The focus was placed on creating a vibrant and open local economy, life-sustaining landscapes, and a strong sense of community through the efforts of grassroots capture teams that work on their own specific projects under the larger umbrella of Vision 2025.

“I think there’s just a lot of collaboration,” Cambria Regional Chamber President and CEO Amy Bradley said. “I feel like a lot of businesses and organizations are working together, sharing information, sharing resources, trying to work together to try to move the area forward.
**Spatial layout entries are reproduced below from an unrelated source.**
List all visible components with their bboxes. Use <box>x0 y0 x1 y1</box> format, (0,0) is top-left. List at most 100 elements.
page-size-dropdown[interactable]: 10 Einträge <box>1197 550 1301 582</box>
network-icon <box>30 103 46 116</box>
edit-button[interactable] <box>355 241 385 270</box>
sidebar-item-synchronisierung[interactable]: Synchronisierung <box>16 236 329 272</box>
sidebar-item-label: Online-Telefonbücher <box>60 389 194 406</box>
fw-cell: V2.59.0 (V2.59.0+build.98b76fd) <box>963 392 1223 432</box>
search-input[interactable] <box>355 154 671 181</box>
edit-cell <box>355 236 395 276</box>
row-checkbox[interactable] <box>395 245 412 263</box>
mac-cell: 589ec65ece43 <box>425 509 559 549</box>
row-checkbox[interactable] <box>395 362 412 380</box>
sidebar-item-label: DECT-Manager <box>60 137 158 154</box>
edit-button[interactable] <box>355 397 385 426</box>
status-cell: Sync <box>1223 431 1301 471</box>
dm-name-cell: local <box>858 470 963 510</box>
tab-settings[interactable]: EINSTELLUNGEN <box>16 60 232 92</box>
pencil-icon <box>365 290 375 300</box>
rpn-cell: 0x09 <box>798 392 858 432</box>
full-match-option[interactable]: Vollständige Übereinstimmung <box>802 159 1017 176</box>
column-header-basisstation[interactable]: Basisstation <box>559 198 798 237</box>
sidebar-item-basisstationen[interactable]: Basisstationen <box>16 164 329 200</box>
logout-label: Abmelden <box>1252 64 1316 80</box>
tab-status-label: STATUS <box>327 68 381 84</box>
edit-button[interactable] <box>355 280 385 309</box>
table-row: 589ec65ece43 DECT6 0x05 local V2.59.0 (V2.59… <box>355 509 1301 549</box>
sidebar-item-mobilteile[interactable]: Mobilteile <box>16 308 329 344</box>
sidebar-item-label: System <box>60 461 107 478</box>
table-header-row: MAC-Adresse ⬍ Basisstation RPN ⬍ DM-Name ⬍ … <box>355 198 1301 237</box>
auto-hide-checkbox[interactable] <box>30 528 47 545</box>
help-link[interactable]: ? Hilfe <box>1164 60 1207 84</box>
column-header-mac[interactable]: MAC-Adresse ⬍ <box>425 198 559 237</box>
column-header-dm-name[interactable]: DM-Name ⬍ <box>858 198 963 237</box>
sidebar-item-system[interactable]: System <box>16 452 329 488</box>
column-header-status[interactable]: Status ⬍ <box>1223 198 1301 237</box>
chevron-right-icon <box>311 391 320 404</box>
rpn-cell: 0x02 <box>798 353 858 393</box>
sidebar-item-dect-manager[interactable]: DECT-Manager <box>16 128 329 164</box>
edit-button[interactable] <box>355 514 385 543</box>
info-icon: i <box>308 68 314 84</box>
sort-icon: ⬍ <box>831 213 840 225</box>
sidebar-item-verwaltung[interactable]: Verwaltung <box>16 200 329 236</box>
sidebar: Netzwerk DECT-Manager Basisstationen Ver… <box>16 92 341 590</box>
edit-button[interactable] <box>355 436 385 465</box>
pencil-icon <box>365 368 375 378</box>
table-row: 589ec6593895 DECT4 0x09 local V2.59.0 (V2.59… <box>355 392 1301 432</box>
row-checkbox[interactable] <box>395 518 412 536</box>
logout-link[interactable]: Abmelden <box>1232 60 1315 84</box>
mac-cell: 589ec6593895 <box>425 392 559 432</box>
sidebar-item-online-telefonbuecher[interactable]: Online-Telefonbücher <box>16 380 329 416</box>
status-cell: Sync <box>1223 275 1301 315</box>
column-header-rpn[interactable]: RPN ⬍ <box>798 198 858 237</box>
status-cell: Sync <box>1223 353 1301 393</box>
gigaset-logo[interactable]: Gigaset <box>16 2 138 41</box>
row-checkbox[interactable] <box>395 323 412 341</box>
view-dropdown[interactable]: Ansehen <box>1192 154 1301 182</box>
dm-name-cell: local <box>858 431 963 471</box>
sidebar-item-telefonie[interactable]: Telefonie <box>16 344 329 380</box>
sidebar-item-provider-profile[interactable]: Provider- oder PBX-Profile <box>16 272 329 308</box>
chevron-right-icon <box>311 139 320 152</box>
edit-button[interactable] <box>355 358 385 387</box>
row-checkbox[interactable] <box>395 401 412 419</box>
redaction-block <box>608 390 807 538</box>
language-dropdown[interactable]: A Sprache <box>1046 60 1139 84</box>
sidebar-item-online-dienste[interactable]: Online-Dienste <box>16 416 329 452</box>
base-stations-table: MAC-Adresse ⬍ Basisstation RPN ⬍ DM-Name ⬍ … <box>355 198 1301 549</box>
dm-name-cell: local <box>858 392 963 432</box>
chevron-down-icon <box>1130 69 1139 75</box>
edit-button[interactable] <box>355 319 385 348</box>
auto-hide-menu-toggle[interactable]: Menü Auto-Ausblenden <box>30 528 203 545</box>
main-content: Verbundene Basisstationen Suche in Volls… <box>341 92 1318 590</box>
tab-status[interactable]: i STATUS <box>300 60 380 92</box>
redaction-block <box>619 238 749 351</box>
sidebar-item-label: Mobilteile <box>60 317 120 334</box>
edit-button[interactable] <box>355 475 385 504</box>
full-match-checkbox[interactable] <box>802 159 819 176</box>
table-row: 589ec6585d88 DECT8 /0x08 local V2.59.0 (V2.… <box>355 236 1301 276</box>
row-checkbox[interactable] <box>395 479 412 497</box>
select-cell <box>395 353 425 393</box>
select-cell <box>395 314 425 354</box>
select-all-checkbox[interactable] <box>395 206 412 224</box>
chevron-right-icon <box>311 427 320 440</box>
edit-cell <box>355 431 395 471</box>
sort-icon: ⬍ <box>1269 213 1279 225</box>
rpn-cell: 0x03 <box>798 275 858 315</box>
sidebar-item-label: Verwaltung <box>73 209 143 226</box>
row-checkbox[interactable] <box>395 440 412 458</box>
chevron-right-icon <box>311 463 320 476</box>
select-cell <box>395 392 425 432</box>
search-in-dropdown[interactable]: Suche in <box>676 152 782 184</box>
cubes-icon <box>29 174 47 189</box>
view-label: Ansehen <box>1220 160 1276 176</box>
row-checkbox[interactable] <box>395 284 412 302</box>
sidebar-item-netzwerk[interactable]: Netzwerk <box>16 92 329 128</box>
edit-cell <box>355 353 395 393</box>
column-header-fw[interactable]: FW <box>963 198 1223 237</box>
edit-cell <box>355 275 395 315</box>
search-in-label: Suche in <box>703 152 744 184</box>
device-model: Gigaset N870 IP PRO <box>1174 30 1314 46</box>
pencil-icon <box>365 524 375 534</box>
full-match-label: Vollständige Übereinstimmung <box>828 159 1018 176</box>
I feel like we have a lot of positive and progressive people working together.”

Much of the effort has been spearheaded by a new generation of leaders in Johnstown, including Bradley, Radovanic, Komar and Kinka.

“For me, the biggest things and the drum I will just keep beating on and keeping marching to with is that we need fresh, new, young, vibrant, different, diverse people and ideas at the decision-making table,” Kinka said.

But the work is being done in a community that is struggling with poverty, population loss, blight and an opioid crisis. Also, two years from now by no later than Oct. 28. 2021, the city will be required to leave Act 47, losing access to the program’s benefits.

“If in October 2021, it’s a dead stop – and we lose the funding and the other benefits of Act 47 – it could be catastrophic for the city,” Mike Kane, president and CEO of the Community Foundation for the Alleghenies, said. “The work that we’re doing, I hope, will give the state and others some confidence that the continued support of a turnaround for Johnstown is worthwhile. I strongly and firmly believe it is. In fact, I’m more optimistic now about the short-term possibilities of the city in advancing, I think, than I’ve been because you can see so many people working together right now.”

Deborah Grass, the city’s Act 47 coordinator, said Johnstown’s level of cooperation and activity among groups and individuals is uncommon for municipalities in the program.

“That is not typical for a community that is an Act 47 community,” Grass said. “Generally, we don’t see a lot of new businesses, new housing starts, anything like that. In Johnstown – in particular in the downtown area – we’re seeing a lot of investment, a lot of private investment, a lot of professional people who are really excited and interested and supportive of Johnstown.”

Dennis Davin, secretary of the Pennsylvania Department of Community and Economic Development, which oversees Act 47, concurred.

“I think the leadership in Johnstown has really come together,” Davin said. “Every city and every area has issues, obviously, with elected officials in some cases maybe not getting along all the time. But the leadership I see has really come together.

“Some people just look to the elected officials. But really to us – in state government – what represents true leadership is the business leaders, the business community, the institutions and then, in some cases, there are foundations, kind of all coming together and coming to the state saying we need help and we need help in these particular instances. And I see that in Johnstown.”